I have such mixed feelings when I get a denial from workers comp... Say a patient comes in with radicular symptoms and MRI findings that can be related to the pain. On physical exam, they have no objective findings of radic, with 5/5 strength, normal sensation and reflexes (I believe workers comp doesn't care as much about SLR test). If I document it this way, and request ESI, then it will get denied. Workers comp does not understand that you can have painful radiculopathy without objective neurological findings. If the patient was malingering anyway, then that is fine, but how does one ever know for sure? If the patient was really in pain, then they are getting denied treatment that could help their pain. If convince myself that maybe that muscle was 4+/5 and not 5/5 and document it that way, then it meets their criteria and gets approved... We can also have a similar discussion about splitting hairs between documenting 50% relief with a procedure versus 70 or 80% relief... What is one to do? Perhaps as PMR4MSK posted above, I should use the line, "I have nothing to offer this patient". My problem is I just don't see the world as black and white, and hence I am always feeling like I am caught in the middle.

Sorry to drag this out, but along that lines, when a patient says they can't go back to work, and you don't see any objective reason why they couldn't...how does one move forward? I don't see how it is helpful to tell that patient they can go to work when they firmly believe/claim that they can't. It is similar to a patient coming in with what seems like non-organic pain, and you don't see why they should have pain...it is not helpful to tell them that they don't have pain because it is a subjective experience.

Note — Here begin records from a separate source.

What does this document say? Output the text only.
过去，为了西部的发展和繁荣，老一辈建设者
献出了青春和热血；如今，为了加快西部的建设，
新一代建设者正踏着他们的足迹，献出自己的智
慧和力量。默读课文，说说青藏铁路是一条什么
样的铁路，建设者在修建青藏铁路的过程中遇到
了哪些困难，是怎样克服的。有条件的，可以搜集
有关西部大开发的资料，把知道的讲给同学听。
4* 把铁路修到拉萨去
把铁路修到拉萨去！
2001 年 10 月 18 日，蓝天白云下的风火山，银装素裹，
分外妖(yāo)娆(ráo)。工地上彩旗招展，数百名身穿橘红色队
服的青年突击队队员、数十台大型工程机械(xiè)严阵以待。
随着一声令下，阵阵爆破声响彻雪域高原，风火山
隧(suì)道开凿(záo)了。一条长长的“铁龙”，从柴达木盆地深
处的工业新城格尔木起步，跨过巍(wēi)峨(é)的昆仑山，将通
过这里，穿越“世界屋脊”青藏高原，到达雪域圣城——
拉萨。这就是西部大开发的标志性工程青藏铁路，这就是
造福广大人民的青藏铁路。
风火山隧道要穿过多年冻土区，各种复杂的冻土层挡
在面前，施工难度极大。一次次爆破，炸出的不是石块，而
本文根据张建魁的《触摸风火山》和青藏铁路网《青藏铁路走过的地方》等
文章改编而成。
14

I guess I am not really asking any specific questions, but just soliciting thoughts and comments from others, as I think it would help me to shape my own mental framework as far as how to work with these patients.
 
I have such mixed feelings when I get a denial from workers comp... Say a patient comes in with radicular symptoms and MRI findings that can be related to the pain. On physical exam, they have no objective findings of radic, with 5/5 strength, normal sensation and reflexes (I believe workers comp doesn't care as much about SLR test). If I document it this way, and request ESI, then it will get denied. Workers comp does not understand that you can have painful radiculopathy without objective neurological findings. If the patient was malingering anyway, then that is fine, but how does one ever know for sure? If the patient was really in pain, then they are getting denied treatment that could help their pain. If convince myself that maybe that muscle was 4+/5 and not 5/5 and document it that way, then it meets their criteria and gets approved... We can also have a similar discussion about splitting hairs between documenting 50% relief with a procedure versus 70 or 80% relief... What is one to do? Perhaps as PMR4MSK posted above, I should use the line, "I have nothing to offer this patient". My problem is I just don't see the world as black and white, and hence I am always feeling like I am caught in the middle.

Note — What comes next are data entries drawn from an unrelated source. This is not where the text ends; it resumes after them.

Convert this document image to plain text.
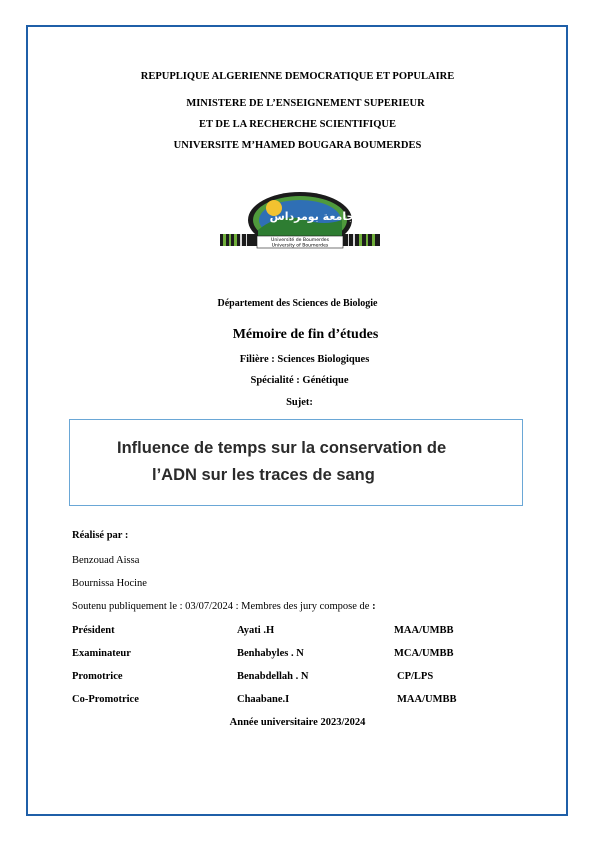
REPUPLIQUE ALGERIENNE DEMOCRATIQUE ET POPULAIRE
MINISTERE DE L’ENSEIGNEMENT SUPERIEUR
ET DE LA RECHERCHE SCIENTIFIQUE
UNIVERSITE M’HAMED BOUGARA BOUMERDES
Université de Boumerdes
University of Boumerdes
جامعة بومرداس
Département des Sciences de Biologie
Mémoire de fin d’études
Filière : Sciences Biologiques
Spécialité : Génétique
Sujet:
Influence de temps sur la conservation de
l’ADN sur les traces de sang
Réalisé par :
Benzouad Aissa
Bournissa Hocine
Soutenu publiquement le : 03/07/2024 : Membres des jury compose de :
Président	Ayati .H	MAA/UMBB
Examinateur	Benhabyles . N	MCA/UMBB
Promotrice	Benabdellah . N	CP/LPS
Co-Promotrice	Chaabane.I	MAA/UMBB
Année universitaire 2023/2024
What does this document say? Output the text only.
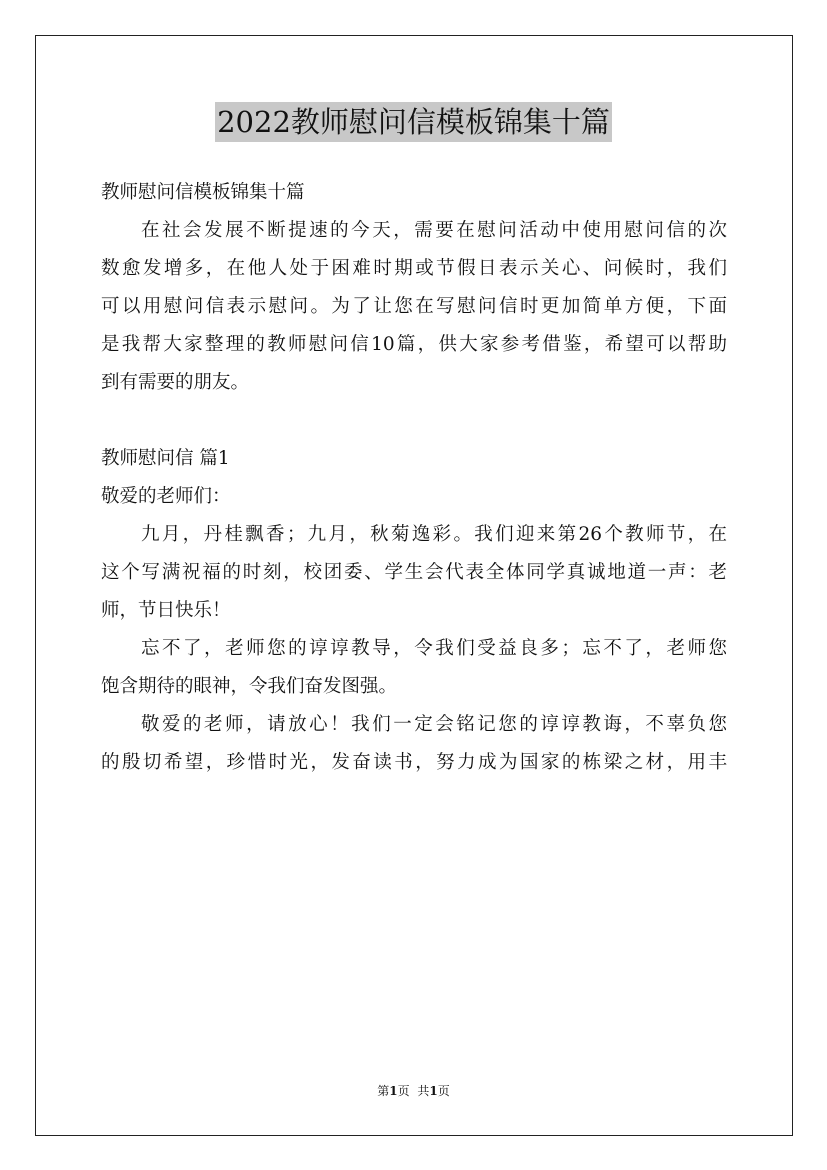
2022教师慰问信模板锦集十篇
教师慰问信模板锦集十篇
在社会发展不断提速的今天，需要在慰问活动中使用慰问信的次
数愈发增多，在他人处于困难时期或节假日表示关心、问候时，我们
可以用慰问信表示慰问。为了让您在写慰问信时更加简单方便，下面
是我帮大家整理的教师慰问信10篇，供大家参考借鉴，希望可以帮助
到有需要的朋友。
教师慰问信 篇1
敬爱的老师们：
九月，丹桂飘香；九月，秋菊逸彩。我们迎来第26个教师节，在
这个写满祝福的时刻，校团委、学生会代表全体同学真诚地道一声：老
师，节日快乐！
忘不了，老师您的谆谆教导，令我们受益良多；忘不了，老师您
饱含期待的眼神，令我们奋发图强。
敬爱的老师，请放心！我们一定会铭记您的谆谆教诲，不辜负您
的殷切希望，珍惜时光，发奋读书，努力成为国家的栋梁之材，用丰
第1页 共1页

Sorry to drag this out, but along that lines, when a patient says they can't go back to work, and you don't see any objective reason why they couldn't...how does one move forward? I don't see how it is helpful to tell that patient they can go to work when they firmly believe/claim that they can't. It is similar to a patient coming in with what seems like non-organic pain, and you don't see why they should have pain...it is not helpful to tell them that they don't have pain because it is a subjective experience.

I guess I am not really asking any specific questions, but just soliciting thoughts and comments from others, as I think it would help me to shape my own mental framework as far as how to work with these patients.
I agree. Work comp is a tangled web of conflicts of interest. On one hand we're supposed to be patient "advocates" and patient "satisfaction" is King, but on the other hand a patient may want to crucify you for suggesting they can work. Work comp wants to crucify you for suggesting they can't. You can't win.
 
Yes it is possible. I know of a physiatry/pain practice here in Seattle that is largely workers comp. They do very well and are great docs. That said, I'd rather die.